Luiz
Marques: Labirinto do conservadorismo
Quando
os filósofos iluministas abjuram o ancien régime para alçar os
servos ao inédito patamar de cidadãos, o absolutismo monárquico, obscurantista
e medievalista é defenestrado. Nasce a Idade Moderna – a dúvida, o progresso.
Questiona-se o habitus das cidades, a memória das nações, as
superstições e os preconceitos aos quais, anteriormente, se atribuía importante
papel na coesão da sociedade para perdurar o senso comum nas relações sociais e
inibir a ênfase nos fins individuais.
Teórico
político e membro do parlamento londrino pelo Whig Party, Edmund
Burke (1729-1797) é o mestre assumido da teoria conservadora.

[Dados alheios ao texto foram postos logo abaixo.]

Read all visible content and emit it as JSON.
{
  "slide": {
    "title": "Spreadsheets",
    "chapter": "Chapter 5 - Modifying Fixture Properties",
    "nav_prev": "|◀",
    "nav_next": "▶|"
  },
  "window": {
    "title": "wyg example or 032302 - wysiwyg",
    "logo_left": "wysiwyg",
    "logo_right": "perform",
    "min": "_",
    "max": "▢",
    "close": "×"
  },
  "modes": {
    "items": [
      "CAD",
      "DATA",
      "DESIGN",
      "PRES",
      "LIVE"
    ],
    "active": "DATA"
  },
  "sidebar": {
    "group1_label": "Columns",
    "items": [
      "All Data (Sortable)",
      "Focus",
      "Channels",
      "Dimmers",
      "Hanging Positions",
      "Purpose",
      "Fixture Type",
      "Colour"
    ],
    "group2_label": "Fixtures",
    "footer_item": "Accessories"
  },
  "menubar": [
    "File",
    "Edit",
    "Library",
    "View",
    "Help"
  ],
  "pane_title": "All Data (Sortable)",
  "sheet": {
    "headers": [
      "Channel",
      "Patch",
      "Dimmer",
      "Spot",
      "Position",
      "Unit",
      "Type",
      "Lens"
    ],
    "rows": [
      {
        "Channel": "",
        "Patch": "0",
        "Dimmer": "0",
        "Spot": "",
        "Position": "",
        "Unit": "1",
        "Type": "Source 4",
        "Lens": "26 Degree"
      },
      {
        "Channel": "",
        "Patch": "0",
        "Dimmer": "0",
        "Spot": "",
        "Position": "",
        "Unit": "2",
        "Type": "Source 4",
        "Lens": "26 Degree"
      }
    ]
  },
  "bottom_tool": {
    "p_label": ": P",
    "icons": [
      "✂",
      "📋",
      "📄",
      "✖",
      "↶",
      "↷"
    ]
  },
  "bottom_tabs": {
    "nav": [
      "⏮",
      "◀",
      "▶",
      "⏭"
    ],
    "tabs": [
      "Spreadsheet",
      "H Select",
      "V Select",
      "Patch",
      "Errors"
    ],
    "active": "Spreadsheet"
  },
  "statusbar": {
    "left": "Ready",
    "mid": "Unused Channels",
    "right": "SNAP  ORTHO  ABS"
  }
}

Nas Reflexões
sobre a Revolução Francesa, enumera os argumentos contrários ao
acontecimento sob três eixos:
(a)
a negação dos valores do modernismo (liberté, égalité, fraternité) por
serem mistificadores, abstratos e também descolados da realidade;
(b)
a defesa do estado de natureza, não como ponto de partida, mas chegada do
processo histórico que culmina nas iniquidades e hierarquias sociais e;
(c) o fato de a moral, os costumes e as
tradições não pertencerem à geração presente, e sim a todas as épocas torna-as
perenes.
O
conservadorismo leva a sério Paul Valéry: “O problema de nosso tempo é que o
futuro não é o que costumava ser”.
Dos
séculos XVI ao XVIII, os conservadores acolhem a mundanização da vida sem se
afastar da dimensão transcendente. A agulha do equilíbrio espiritual dos
indivíduos, então, desloca-se de modo paulatino para o lugar das atividades
criativas de mudanças – o mundo exterior. Os nostálgicos da interioridade
acreditam na communitas orgânica fechada, onde os atos de
rebeldia têm por única função ilustrar os comportamentos inaceitáveis pela
divindade. A crença de que a coletividade não é uma reunião de átomos isolados,
mas peças de uma engrenagem, empresta um sentido à existência.
Por
definição, as pessoas realizam-se na esfera sociofamiliar que tem normas
próprias, desestimula intervenções para alterar o status quo e
recomenda ir devagar com o andor. O sonho de consumo é a suspensão da passagem
do tempo, na esperança de cancelar os conflitos. Com sabedoria ancestral,
em Grande sertão: Veredas, Riobaldo alerta: “Viver é
negócio muito perigoso”. Com certeza, é.
Nos
séculos XIX e XX, a coleção de dogmas no labirinto do conservadorismo mantém
ainda sua essência, com o desafio de preencher alguns hiatos com concessões à
marcha do individualismo. Balanceava-se a entrada em cena das massas; o
pesadelo das noites do aristocrático José Ortega y Gasset. É errado imaginar
que a razão seja a medida do real e a sociedade, o barro para modelar as
utopias. Intentos emancipadores por via insurrecional provocam a desagregação.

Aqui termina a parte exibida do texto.